Only child events carry depth values; parent events intentionally have NA for depth fields and are excluded before running the check.

Code
child_events <- event |>
  filter(!is.na(minimumDepthInMeters))

issues <- check_depth(child_events, report = TRUE, depthmargin = 20)

if (is.null(issues) || nrow(issues) == 0) {
  cat("No issues found.\n")
} else {
  datatable(issues, rownames = FALSE, options = list(pageLength = 15))
}

Spatial distribution

plot_map() renders a static map of all event coordinates zoomed to the extent of the data. This provides a visual sanity check that points fall within Tampa Bay and that no coordinates are obviously misplaced (e.g., on land, in the wrong bay segment, or at 0, 0).

Code
plot_map(event, zoom = TRUE)

Taxon name matching

match_taxa() cross-checks scientific names against WoRMS using the wm_records_taxamatch API endpoint, which applies fuzzy phonetic matching and returns multiple candidate matches ranked by similarity score. When more than one accepted WoRMS record matches a name, the function prompts interactively for the user to select the correct one.

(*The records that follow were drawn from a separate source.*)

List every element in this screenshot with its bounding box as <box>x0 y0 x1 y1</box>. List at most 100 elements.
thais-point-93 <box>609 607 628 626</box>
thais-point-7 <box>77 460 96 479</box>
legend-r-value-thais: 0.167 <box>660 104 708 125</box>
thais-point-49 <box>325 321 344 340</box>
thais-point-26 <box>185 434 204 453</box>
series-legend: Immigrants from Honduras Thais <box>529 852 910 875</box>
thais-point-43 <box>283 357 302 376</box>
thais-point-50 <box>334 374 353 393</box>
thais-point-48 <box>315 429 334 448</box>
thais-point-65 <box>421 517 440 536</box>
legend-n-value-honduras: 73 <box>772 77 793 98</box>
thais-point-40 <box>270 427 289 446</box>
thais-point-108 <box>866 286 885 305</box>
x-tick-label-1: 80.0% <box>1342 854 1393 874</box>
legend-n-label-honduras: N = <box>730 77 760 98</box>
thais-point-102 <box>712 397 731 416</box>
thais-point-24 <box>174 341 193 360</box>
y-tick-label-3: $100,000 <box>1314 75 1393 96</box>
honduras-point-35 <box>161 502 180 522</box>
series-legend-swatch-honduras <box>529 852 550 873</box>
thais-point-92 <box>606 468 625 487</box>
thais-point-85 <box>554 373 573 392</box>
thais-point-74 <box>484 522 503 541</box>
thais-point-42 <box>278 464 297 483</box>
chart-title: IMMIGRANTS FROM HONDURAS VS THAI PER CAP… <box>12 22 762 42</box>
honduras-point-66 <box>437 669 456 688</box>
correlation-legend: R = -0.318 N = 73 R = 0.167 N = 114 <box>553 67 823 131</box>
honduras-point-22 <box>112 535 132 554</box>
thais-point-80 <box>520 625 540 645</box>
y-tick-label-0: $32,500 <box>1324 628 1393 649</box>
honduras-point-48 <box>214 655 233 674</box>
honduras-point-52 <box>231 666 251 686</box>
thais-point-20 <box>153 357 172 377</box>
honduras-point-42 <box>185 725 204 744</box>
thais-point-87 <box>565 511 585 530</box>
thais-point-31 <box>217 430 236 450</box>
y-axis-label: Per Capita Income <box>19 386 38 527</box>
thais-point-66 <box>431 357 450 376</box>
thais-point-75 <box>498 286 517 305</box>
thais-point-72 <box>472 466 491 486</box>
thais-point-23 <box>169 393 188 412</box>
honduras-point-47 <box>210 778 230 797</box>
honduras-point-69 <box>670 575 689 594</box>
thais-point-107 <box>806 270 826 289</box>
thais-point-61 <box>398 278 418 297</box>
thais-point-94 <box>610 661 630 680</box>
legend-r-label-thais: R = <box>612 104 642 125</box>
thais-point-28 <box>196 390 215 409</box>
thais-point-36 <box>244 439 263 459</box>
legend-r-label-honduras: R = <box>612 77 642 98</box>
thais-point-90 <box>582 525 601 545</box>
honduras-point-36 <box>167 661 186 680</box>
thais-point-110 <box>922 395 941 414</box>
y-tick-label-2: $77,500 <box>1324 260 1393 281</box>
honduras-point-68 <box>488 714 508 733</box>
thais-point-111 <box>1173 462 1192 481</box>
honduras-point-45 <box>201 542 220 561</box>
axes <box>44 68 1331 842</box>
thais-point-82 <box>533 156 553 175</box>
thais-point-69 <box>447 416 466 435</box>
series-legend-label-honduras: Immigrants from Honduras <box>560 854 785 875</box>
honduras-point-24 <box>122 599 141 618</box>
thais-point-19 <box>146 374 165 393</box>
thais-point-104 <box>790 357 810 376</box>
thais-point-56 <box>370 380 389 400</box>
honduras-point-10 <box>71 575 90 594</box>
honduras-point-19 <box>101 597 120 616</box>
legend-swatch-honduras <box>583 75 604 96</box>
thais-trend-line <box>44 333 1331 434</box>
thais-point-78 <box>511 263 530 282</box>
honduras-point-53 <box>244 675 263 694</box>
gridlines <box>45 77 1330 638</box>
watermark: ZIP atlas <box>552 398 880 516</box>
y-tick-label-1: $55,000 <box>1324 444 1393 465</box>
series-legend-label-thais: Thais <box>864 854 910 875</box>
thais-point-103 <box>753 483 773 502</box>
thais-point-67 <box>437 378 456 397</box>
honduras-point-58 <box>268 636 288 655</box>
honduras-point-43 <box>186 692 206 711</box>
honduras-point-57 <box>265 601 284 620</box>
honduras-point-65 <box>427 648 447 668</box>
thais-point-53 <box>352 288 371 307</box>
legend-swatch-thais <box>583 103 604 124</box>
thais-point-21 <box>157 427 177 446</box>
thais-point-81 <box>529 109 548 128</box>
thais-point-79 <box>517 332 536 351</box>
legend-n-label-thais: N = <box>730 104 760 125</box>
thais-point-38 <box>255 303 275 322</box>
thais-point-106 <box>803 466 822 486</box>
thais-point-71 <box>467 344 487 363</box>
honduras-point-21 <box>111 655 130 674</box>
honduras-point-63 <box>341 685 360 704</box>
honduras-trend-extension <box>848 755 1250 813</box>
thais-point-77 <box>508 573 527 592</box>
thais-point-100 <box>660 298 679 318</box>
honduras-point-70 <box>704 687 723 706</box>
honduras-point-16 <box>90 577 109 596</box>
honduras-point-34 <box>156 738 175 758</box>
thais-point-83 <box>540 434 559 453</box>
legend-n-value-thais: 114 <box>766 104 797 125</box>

This check is independent of the WoRMS lookup in convert_to_dwc.R, which uses wm_records_names(). It provides a second opinion that the resolved names are unambiguous in WoRMS. Because it requires interactive input it is not run during rendering — to use it, run the following in an interactive R session after loading the occurrence data:

Code
match_taxa(unique(occurrence$scientificName))

Names flagged as ambiguous by this function should be reviewed against the aphia_overrides vector in convert_to_dwc.R to confirm the correct AphiaID is pinned for each genus.